The Iron Pincers is the thirteenth volume of a nineteen volume series that Eugene Sue called The Mysteries of the People, or, History of a Proletarian Family Across the Ages. Each volume is written as if by a member of the family set down the events of their life. This volume is set in the beginning of the 13th century where Mylio is a troubadour who sings love songs to the ladies of the town while their husbands are away at the last Crusade.
In the opening scenes, Mylio is successful at both singing and wooing the ladies of the town, but when their husbands return from the Crusades they have a new mission from the priests. They are being told to take their armies south to slaughter the Albigensian non-Catholics, plunder their riches, and take their lands. When Mylio hears this he rushes south to warn his brother Karvel of the impending invasion. While they put up a good resistance, they are greatly outnumbered as city after city falls before the Catholic army.
This was one of the most difficult of the books in this series to read. The author has always depicted the invading ruling class as greedy, cruel and amoral, but this slaughter is one of the worst in French history and he doesn't spare the details to protect the readers.

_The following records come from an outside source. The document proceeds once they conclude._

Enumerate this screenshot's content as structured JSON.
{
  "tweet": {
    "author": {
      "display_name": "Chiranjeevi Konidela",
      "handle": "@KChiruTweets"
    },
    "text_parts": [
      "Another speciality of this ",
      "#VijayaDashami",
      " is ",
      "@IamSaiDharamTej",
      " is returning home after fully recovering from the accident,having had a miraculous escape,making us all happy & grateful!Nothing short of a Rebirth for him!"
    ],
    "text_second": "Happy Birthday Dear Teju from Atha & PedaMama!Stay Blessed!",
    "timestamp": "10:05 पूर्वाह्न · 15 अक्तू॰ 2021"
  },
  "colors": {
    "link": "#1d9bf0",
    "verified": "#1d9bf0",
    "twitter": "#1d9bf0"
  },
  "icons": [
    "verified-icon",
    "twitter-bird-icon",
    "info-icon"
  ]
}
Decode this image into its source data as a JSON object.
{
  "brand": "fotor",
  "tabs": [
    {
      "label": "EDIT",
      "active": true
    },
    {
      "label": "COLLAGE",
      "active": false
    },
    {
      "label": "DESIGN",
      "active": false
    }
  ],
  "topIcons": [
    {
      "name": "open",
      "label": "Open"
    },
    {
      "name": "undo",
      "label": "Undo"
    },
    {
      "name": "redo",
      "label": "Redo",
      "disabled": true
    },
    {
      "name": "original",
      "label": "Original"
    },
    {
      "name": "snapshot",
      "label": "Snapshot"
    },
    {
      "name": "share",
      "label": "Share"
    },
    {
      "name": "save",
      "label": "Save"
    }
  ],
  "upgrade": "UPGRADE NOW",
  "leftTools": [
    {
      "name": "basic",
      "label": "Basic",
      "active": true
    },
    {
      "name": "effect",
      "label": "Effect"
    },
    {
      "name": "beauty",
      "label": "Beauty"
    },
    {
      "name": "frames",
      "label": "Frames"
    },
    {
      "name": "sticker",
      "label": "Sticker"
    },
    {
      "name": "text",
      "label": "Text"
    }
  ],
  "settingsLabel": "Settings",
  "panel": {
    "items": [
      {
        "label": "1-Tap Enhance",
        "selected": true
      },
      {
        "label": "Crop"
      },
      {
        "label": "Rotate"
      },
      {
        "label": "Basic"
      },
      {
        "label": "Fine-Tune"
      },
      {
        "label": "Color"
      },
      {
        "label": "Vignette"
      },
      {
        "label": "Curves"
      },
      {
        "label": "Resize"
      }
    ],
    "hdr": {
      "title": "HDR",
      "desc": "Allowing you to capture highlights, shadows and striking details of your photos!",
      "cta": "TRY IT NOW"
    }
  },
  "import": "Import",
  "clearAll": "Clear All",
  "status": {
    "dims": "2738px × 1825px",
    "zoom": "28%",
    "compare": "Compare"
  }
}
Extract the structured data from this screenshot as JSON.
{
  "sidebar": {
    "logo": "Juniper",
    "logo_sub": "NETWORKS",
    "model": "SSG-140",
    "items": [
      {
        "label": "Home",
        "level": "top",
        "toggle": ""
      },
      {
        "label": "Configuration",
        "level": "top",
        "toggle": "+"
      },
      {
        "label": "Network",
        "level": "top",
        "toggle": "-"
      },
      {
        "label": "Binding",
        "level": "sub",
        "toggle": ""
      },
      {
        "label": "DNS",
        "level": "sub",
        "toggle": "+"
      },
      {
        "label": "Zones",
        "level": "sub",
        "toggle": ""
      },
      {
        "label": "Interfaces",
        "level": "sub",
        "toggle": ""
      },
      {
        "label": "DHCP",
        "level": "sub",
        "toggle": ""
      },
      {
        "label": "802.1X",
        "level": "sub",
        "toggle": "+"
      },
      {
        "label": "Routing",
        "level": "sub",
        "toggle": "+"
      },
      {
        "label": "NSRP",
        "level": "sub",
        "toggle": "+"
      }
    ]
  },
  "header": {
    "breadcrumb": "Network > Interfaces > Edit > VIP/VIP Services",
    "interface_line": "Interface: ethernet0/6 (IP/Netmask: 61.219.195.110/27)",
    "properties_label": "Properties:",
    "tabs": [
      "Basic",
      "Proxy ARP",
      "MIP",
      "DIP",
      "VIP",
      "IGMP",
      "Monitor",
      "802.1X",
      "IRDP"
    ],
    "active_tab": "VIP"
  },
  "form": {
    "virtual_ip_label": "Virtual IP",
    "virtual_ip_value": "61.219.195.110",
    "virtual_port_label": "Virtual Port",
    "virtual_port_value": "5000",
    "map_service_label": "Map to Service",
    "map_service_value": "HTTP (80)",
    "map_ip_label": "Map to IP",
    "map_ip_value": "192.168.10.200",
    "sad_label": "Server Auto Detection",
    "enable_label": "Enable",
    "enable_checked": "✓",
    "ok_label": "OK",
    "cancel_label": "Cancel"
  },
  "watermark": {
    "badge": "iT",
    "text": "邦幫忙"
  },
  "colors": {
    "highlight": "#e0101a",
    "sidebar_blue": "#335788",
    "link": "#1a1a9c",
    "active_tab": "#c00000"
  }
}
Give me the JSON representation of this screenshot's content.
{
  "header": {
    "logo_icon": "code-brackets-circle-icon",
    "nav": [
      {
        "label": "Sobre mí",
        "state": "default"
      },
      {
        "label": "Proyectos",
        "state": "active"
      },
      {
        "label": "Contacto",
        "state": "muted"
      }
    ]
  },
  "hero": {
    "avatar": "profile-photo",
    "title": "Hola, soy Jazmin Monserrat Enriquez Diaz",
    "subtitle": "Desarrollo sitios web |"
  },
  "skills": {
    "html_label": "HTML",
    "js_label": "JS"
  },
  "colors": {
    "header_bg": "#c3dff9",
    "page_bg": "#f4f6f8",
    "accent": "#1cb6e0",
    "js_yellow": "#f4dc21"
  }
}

Wednesday, December 18, 2013

A Scandalous Life: The Biography of Jane Digby el Mezrab

A Scandalous Life: The Biography of Jane Digby el Mezrab by Mary S. Lovell
Mary Lovell presents the scandalous life of Jane Digby in a detailed yet respectful way. She had access to family papers, so we get the inside personal view that her letters and journals provide, not the scandals and gossip of the press. It is a fascinating life for a 19th century British woman. At 17 she marries a wealthy but unloving husband, only to leave him when she falls in love with another man. After a divorce she is abandoned by her lover who cannot marry a divorced woman. She proceeds through continental Europe making a few more attempts at finding a place to call home. Always her famous beauty and outstanding personality wins her the devotion of men she doesn't love while the men she loves cannot provide her the legitimacy of marriage. Jane finally goes to Syria and marries a desert nomad half her age, living a strange double life as a muslim wife and an English lady expat spending months at a time in desert tents, but having houses in Damascus and Homs, places known to us today from news reports of the violent civil war.